Ora, nada justifica que a ética não mude. Se não ousamos
dizer que a ciência chegou a seu estágio final, não devemos
dizer isso da ética, escreveu Janine no artigo Prometeu versus
Narciso: a ética e a clonagem, que publicou no suplemento Clonagem
da revista Pesquisa Fapesp número 73, de março passado. Segundo
Janine, a chave de uma ética atual só pode ser um respeito intenso
ao outro.
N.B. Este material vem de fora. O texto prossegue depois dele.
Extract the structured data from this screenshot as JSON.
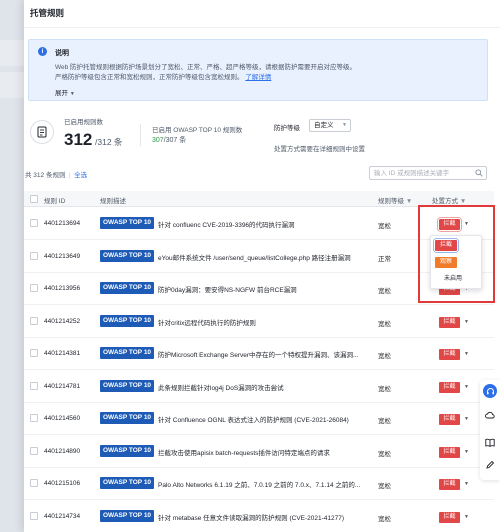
{
  "drawer": {
    "title": "托管规则"
  },
  "info": {
    "title": "说明",
    "line1": "Web 防护托管规则根据防护场景划分了宽松、正常、严格、超严格等级，请根据防护需要开启对应等级。",
    "line2_prefix": "严格防护等级包含正常和宽松规则，正常防护等级包含宽松规则。",
    "line2_link": "了解详情",
    "expand": "展开"
  },
  "stats": {
    "enabled_label": "已启用规则数",
    "enabled_count": "312",
    "enabled_total": "/312 条",
    "owasp_label": "已启用 OWASP TOP 10 规则数",
    "owasp_count": "307",
    "owasp_total": "/307 条",
    "level_label": "防护等级",
    "level_value": "自定义",
    "level_hint": "处置方式需要在详细规则中设置"
  },
  "filter": {
    "total": "共 312 条规则",
    "all_label": "全选",
    "search_placeholder": "输入 ID 或规则描述关键字"
  },
  "table": {
    "columns": [
      "规则 ID",
      "规则描述",
      "规则等级",
      "处置方式"
    ],
    "rows": [
      {
        "id": "4401213694",
        "tag": "OWASP TOP 10",
        "desc": "针对 confluenc CVE-2019-3396的代码执行漏洞",
        "level": "宽松",
        "action": "拦截"
      },
      {
        "id": "4401213649",
        "tag": "OWASP TOP 10",
        "desc": "eYou邮件系统文件 /user/send_queue/listCollege.php 路径注册漏洞",
        "level": "正常",
        "action": "拦截"
      },
      {
        "id": "4401213956",
        "tag": "OWASP TOP 10",
        "desc": "防护0day漏洞：要安得NS-NGFW 前台RCE漏洞",
        "level": "宽松",
        "action": "拦截"
      },
      {
        "id": "4401214252",
        "tag": "OWASP TOP 10",
        "desc": "针对critix远程代码执行的防护规则",
        "level": "宽松",
        "action": "拦截"
      },
      {
        "id": "4401214381",
        "tag": "OWASP TOP 10",
        "desc": "防护Microsoft Exchange Server中存在的一个特权提升漏洞、该漏洞...",
        "level": "宽松",
        "action": "拦截"
      },
      {
        "id": "4401214781",
        "tag": "OWASP TOP 10",
        "desc": "此条规则拦截针对log4j DoS漏洞的攻击尝试",
        "level": "宽松",
        "action": "拦截"
      },
      {
        "id": "4401214560",
        "tag": "OWASP TOP 10",
        "desc": "针对 Confluence OGNL 表达式注入的防护规则 (CVE-2021-26084)",
        "level": "宽松",
        "action": "拦截"
      },
      {
        "id": "4401214890",
        "tag": "OWASP TOP 10",
        "desc": "拦截攻击使用apisix batch-requests插件访问特定端点的请求",
        "level": "宽松",
        "action": "拦截"
      },
      {
        "id": "4401215106",
        "tag": "OWASP TOP 10",
        "desc": "Palo Alto Networks 6.1.19 之前、7.0.19 之前的 7.0.x、7.1.14 之前的...",
        "level": "宽松",
        "action": "拦截"
      },
      {
        "id": "4401214734",
        "tag": "OWASP TOP 10",
        "desc": "针对 metabase 任意文件读取漏洞的防护规则 (CVE-2021-41277)",
        "level": "宽松",
        "action": "拦截"
      }
    ]
  },
  "dropdown": {
    "options": [
      "拦截",
      "观察",
      "未启用"
    ],
    "colors": {
      "block": "#e24747",
      "observe": "#f07b2a"
    }
  },
  "colors": {
    "accent": "#2c6fe8",
    "tag_bg": "#1e5bb7",
    "highlight": "#e03a3a"
  }
}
É retomar a idéia kantiana de que o homem é
um fim em si mesmo, e não meio, sugere, referindo-se ao pensamento
ético do filósofo alemão Immanuel Kant, do século
18. Em outras palavras, diz, isso significa reconhecer o direito à igualdade
e, curiosamente, o direito à diferença. O direito à
igualdade quer dizer que todos devemos ser aceitos como iguais, ao menos em direitos
e oportunidades, afirma o professor. Já o direito à
diferença significa que cada um pode usar sua liberdade como quiser, desde
que não prejudique a outrem. Lembrando que todo ser humano deve
ter respeitado seu direito a ser ele próprio, Janine questiona como aplicar
esse princípio a um eventual clone. Quem clona um filho não
está tentando bloquear todas as coordenadas de uma vida que deveria ser
livre? E o que será quando der errado isso?, pergunta. O importante,
porém, é que essas perguntas só têm valor ético
se percebermos que não se referem apenas a um eventual clone, mas a toda
criatura ou a toda criança. Não há diferença
essencial entre controlar geneticamente o perfil de meu filho e controlá-lo
educacionalmente: entre determinar quais serão os traços naturais
da criança e quais serão os seus traços culturais.